Further, according to the embodiment described above, since the discharge opening 230 is provided in the garage 200, the leaked refrigerant can be discharged from the discharge opening 230 to the outside of the garage 200.

Other Embodiments

FIG. 5 is a schematic plan view illustrating a front portion of another vehicle 10a equipped with an air conditioning device. In the vehicle 10a, the outlet port 65 and the air guide plate 69 are changed with respect to the vehicle 10 described above. In the vehicle 10a of FIG. 5, one or more outlet ports 65 are provided in the wall 88 of the engine compartment 14 that defines the wheelhouse 86 at a position rearward of the radiator fan 60. The wheelhouse 86 is a space between the tire 84 and the body. The vehicle structure shown in FIG. 5 has a symmetrical shape. The one or more outlet ports 65 are provided in each of the walls 88 of the right and left wheelhouses 86.

The air guide plate 69 is provided on each of the rear right side and the rear left side of the radiator fan 60. The two air guide plates 69 are air guide members that guide the air taken in by the radiator fan 60 to the outlet ports 65 on both the right and left sides.

Also in this vehicle 10a, when a refrigerant leak is detected by the gas sensor, the radiator fan 60 is operated to introduce the outside air into the engine compartment 14, and the outside air can be discharged to the outside of the vehicle through the outlet port 65 of the wall 88 of the wheelhouse 86. As a result, a flow can be generated in the air below the vehicle, and the air in the closed space can be agitated. Therefore, it is possible to reduce formation of an area with a high concentration of the hydrocarbon-based refrigerant.

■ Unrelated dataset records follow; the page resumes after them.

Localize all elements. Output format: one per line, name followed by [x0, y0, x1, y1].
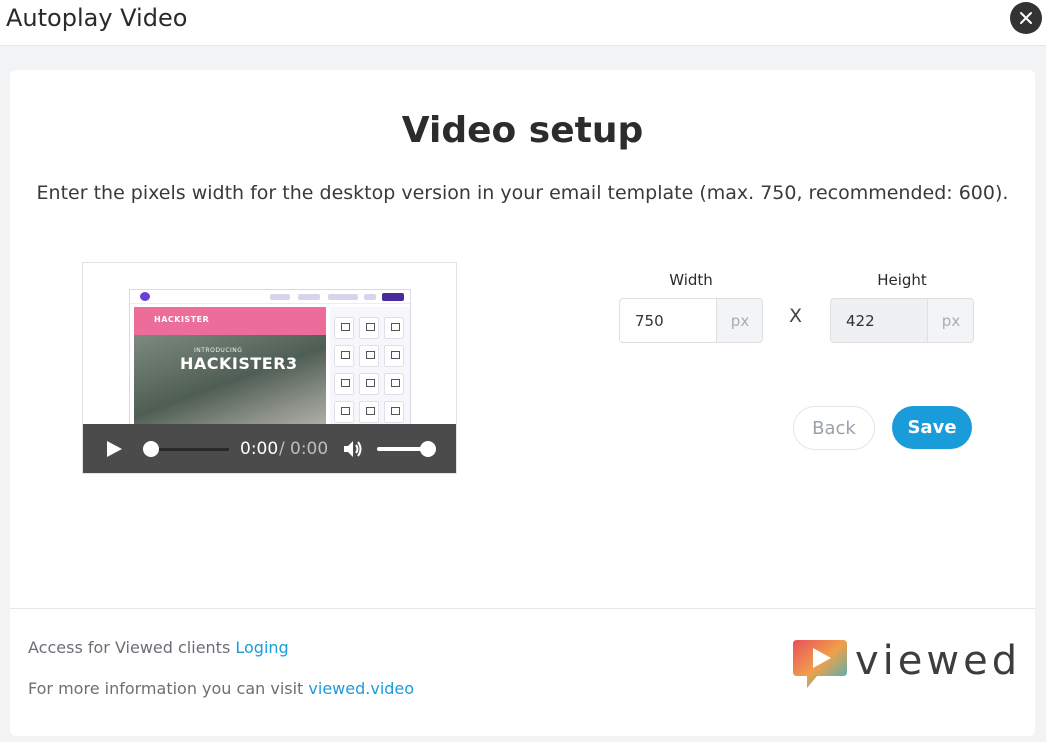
- height-input: [831, 299, 927, 342]
- page-title: Video setup: [401, 110, 644, 151]
- thumbnail-block-tile: [384, 317, 404, 339]
- thumbnail-toolbar: [130, 290, 410, 304]
- info-line: For more information you can visit viewe…: [28, 679, 414, 698]
- viewed-logo: viewed: [791, 636, 1021, 694]
- time-separator: /: [279, 439, 285, 459]
- thumbnail-banner: HACKISTER: [134, 307, 326, 335]
- video-controls: 0:00 / 0:00: [83, 424, 456, 473]
- thumbnail-block-tile: [384, 345, 404, 367]
- thumbnail-toolbar-chip: [298, 294, 320, 300]
- thumbnail-brand: HACKISTER: [154, 315, 210, 324]
- thumbnail-toolbar-button: [382, 293, 404, 301]
- play-icon[interactable]: [105, 440, 123, 458]
- thumbnail-block-tile: [384, 373, 404, 395]
- thumbnail-headline: HACKISTER3: [180, 354, 298, 373]
- close-icon: [1020, 12, 1032, 24]
- volume-handle[interactable]: [420, 441, 436, 457]
- logo-text: viewed: [855, 638, 1022, 684]
- height-label: Height: [877, 271, 927, 289]
- video-setup-card: Video setup Enter the pixels width for t…: [10, 70, 1035, 736]
- thumbnail-block-tile: [359, 401, 379, 423]
- current-time: 0:00: [240, 439, 279, 459]
- back-button[interactable]: Back: [793, 406, 875, 450]
- setup-description: Enter the pixels width for the desktop v…: [36, 182, 1009, 204]
- thumbnail-block-tile: [334, 317, 354, 339]
- access-line: Access for Viewed clients Loging: [28, 638, 289, 657]
- thumbnail-block-tile: [359, 373, 379, 395]
- viewed-video-link[interactable]: viewed.video: [308, 679, 414, 698]
- video-preview[interactable]: HACKISTER INTRODUCING HACKISTER3 0:00 / …: [82, 262, 457, 474]
- dimension-separator: X: [789, 305, 803, 327]
- width-field[interactable]: px: [619, 298, 763, 343]
- footer-divider: [10, 608, 1035, 609]
- title-bar: Autoplay Video: [0, 0, 1046, 46]
- seek-bar[interactable]: [147, 448, 229, 451]
- duration: 0:00: [290, 439, 329, 459]
- save-button[interactable]: Save: [892, 406, 972, 449]
- thumbnail-logo-icon: [140, 292, 150, 301]
- thumbnail-block-tile: [334, 345, 354, 367]
- thumbnail-toolbar-chip: [270, 294, 290, 300]
- seek-handle[interactable]: [143, 441, 159, 457]
- thumbnail-block-tile: [334, 401, 354, 423]
- height-field: px: [830, 298, 974, 343]
- thumbnail-block-tile: [359, 317, 379, 339]
- width-unit: px: [716, 299, 762, 342]
- height-unit: px: [927, 299, 973, 342]
- thumbnail-block-tile: [384, 401, 404, 423]
- close-button[interactable]: [1010, 2, 1042, 34]
- thumbnail-toolbar-chip: [328, 294, 358, 300]
- thumbnail-block-tile: [359, 345, 379, 367]
- width-input[interactable]: [620, 299, 716, 342]
- width-label: Width: [669, 271, 713, 289]
- access-text: Access for Viewed clients: [28, 638, 231, 657]
- info-text: For more information you can visit: [28, 679, 304, 698]
- volume-icon[interactable]: [342, 438, 364, 460]
- login-link[interactable]: Loging: [235, 638, 288, 657]
- thumbnail-block-tile: [334, 373, 354, 395]
- thumbnail-intro: INTRODUCING: [194, 347, 243, 354]
- viewed-logo-icon: [793, 640, 847, 688]
- thumbnail-toolbar-chip: [364, 294, 376, 300]
- window-title: Autoplay Video: [6, 4, 188, 32]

In the above embodiment, the radiator fan 60 is used for the radiator 34 of the air conditioning device 12. The radiator fan 60 may be used as another radiator in place of or in addition to the radiator 34 of the air conditioning device 12. The outside air intake device is not limited to the radiator fan 60 and may be any device capable of flowing air toward the outlet port. In addition, the outlet port may be an opening that communicates with the engine compartment 14 and the outside of the vehicle, for example, and the position where the outlet port is provided is not limited.